When the lockdown forced us to close our doors at Lifelab, we were midway through an exciting year of research and projects all aimed at supporting young people in making healthy lifestyle choices. One of those projects was delivering the Royal Society for Public Health’s Young Health Champions (YHC) qualification with a group of students from Thornden School. The YHC qualification, developed by RSPH, trains young people up to become ambassadors for healthy lifestyle choices.

Along with increasing their own understanding of why good health matters, the students are trained to become effective ambassadors in their own communities, with skills to signpost their peers to further support if needed. LifeLab is an accredited centre to deliver the Level 2 qualification and last year was awarded the ‘Centre of Excellence’ Hygeia award by RSPH in recognition for the quality of our work.

The group of Year 9 students had completed three of the four units for the qualification, when the restrictions were imposed.  After reviewing the syllabus, LifeLab educators came up with a plan to enable the students to complete the qualification online.

LifeLab lead for YHC, Lisa Bagust explains:

“Despite not being able to work with the students at LifeLab we have been looking at how our work can continue by keeping in touch in other ways. Having reviewed the final unit the students needed to complete we felt we could provide the right support in order to deliver it online and so have set up virtual meetings to enable that.”

“The students’ final task is to deliver a health campaign in their own communities which ordinarily would be delivered in school, so they will have to adapt their campaigns to be able to be delivered online and also to consider how best to reach their peers.”

“Those campaigns could be on topics like physical and mental health, sleep patterns and social media use; all really relevant issues for young people in the current time. We’re excited to see what they come up with.”

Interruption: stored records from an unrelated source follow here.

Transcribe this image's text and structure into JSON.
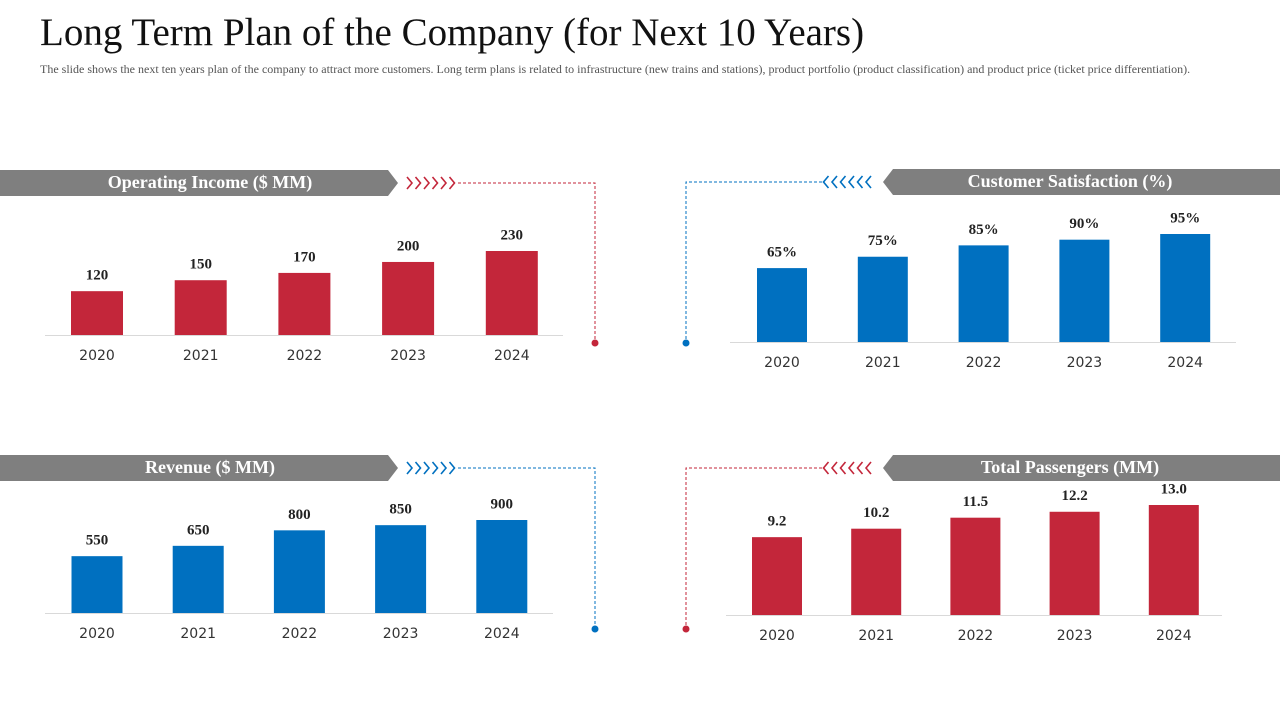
{
  "title": "Long Term Plan of the Company (for Next 10 Years)",
  "description": "The slide shows the next ten years plan of the company to attract more customers. Long term plans is related to infrastructure (new trains and stations), product portfolio (product classification) and product price (ticket price differentiation).",
  "chart_data": [
    {
      "type": "bar",
      "title": "Operating Income ($ MM)",
      "categories": [
        "2020",
        "2021",
        "2022",
        "2023",
        "2024"
      ],
      "values": [
        120,
        150,
        170,
        200,
        230
      ],
      "color": "#c3263a"
    },
    {
      "type": "bar",
      "title": "Customer Satisfaction (%)",
      "categories": [
        "2020",
        "2021",
        "2022",
        "2023",
        "2024"
      ],
      "values": [
        65,
        75,
        85,
        90,
        95
      ],
      "value_labels": [
        "65%",
        "75%",
        "85%",
        "90%",
        "95%"
      ],
      "color": "#0070c0"
    },
    {
      "type": "bar",
      "title": "Revenue ($ MM)",
      "categories": [
        "2020",
        "2021",
        "2022",
        "2023",
        "2024"
      ],
      "values": [
        550,
        650,
        800,
        850,
        900
      ],
      "color": "#0070c0"
    },
    {
      "type": "bar",
      "title": "Total Passengers (MM)",
      "categories": [
        "2020",
        "2021",
        "2022",
        "2023",
        "2024"
      ],
      "values": [
        9.2,
        10.2,
        11.5,
        12.2,
        13.0
      ],
      "value_labels": [
        "9.2",
        "10.2",
        "11.5",
        "12.2",
        "13.0"
      ],
      "color": "#c3263a"
    }
  ]
}
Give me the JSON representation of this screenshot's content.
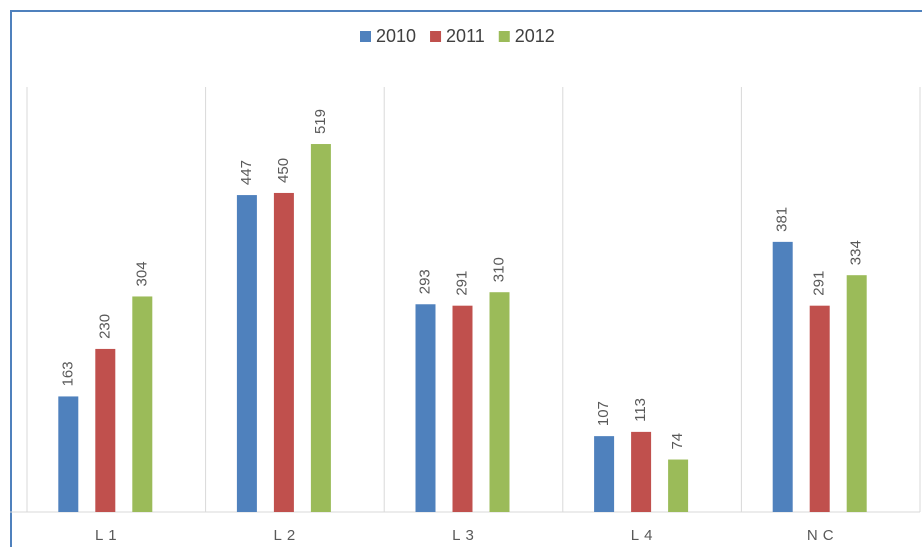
{
  "chart_data": {
    "type": "bar",
    "categories": [
      "L1",
      "L2",
      "L3",
      "L4",
      "NC"
    ],
    "series": [
      {
        "name": "2010",
        "color": "#4f81bd",
        "values": [
          163,
          447,
          293,
          107,
          381
        ]
      },
      {
        "name": "2011",
        "color": "#c0504d",
        "values": [
          230,
          450,
          291,
          113,
          291
        ]
      },
      {
        "name": "2012",
        "color": "#9bbb59",
        "values": [
          304,
          519,
          310,
          74,
          334
        ]
      }
    ],
    "legend": "top"
  }
}
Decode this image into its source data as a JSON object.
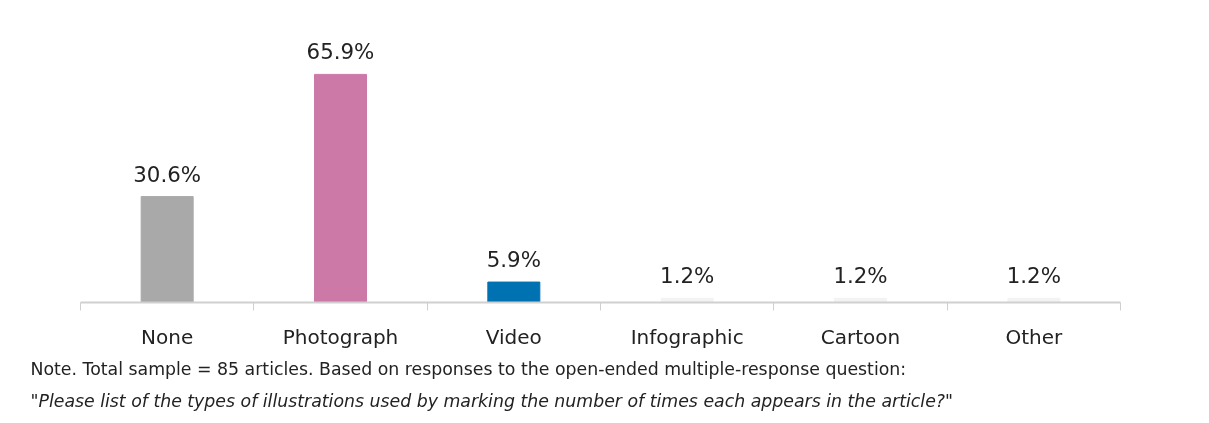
{
  "chart_data": {
    "type": "bar",
    "categories": [
      "None",
      "Photograph",
      "Video",
      "Infographic",
      "Cartoon",
      "Other"
    ],
    "values": [
      30.6,
      65.9,
      5.9,
      1.2,
      1.2,
      1.2
    ],
    "colors": [
      "#a9a9a9",
      "#cc79a7",
      "#0072b2",
      "#f3f3f3",
      "#f3f3f3",
      "#f3f3f3"
    ],
    "value_labels": [
      "30.6%",
      "65.9%",
      "5.9%",
      "1.2%",
      "1.2%",
      "1.2%"
    ],
    "tick_labels": "x",
    "grid": false,
    "annotations": [
      "Note. Total sample = 85 articles. Based on responses to the open-ended multiple-response question:",
      "\"Please list of the types of illustrations used by marking the number of times each appears in the article?\""
    ]
  }
}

The group held their first online meeting this week and are now working on the challenge of creating their health campaigns online. They will be considering how they can deliver their campaign outside of school using other platforms than face to face contact with their peers at school.

Student Ewan, 14, said he was pleased to have been able to complete the qualification.

“It would have been a shame if the work we had put in didn’t count for anything so I am pleased we get to finish it off. I have really enjoyed doing the course because I have learnt much more about why health matters and I think it is important to try and help other people who might need support.”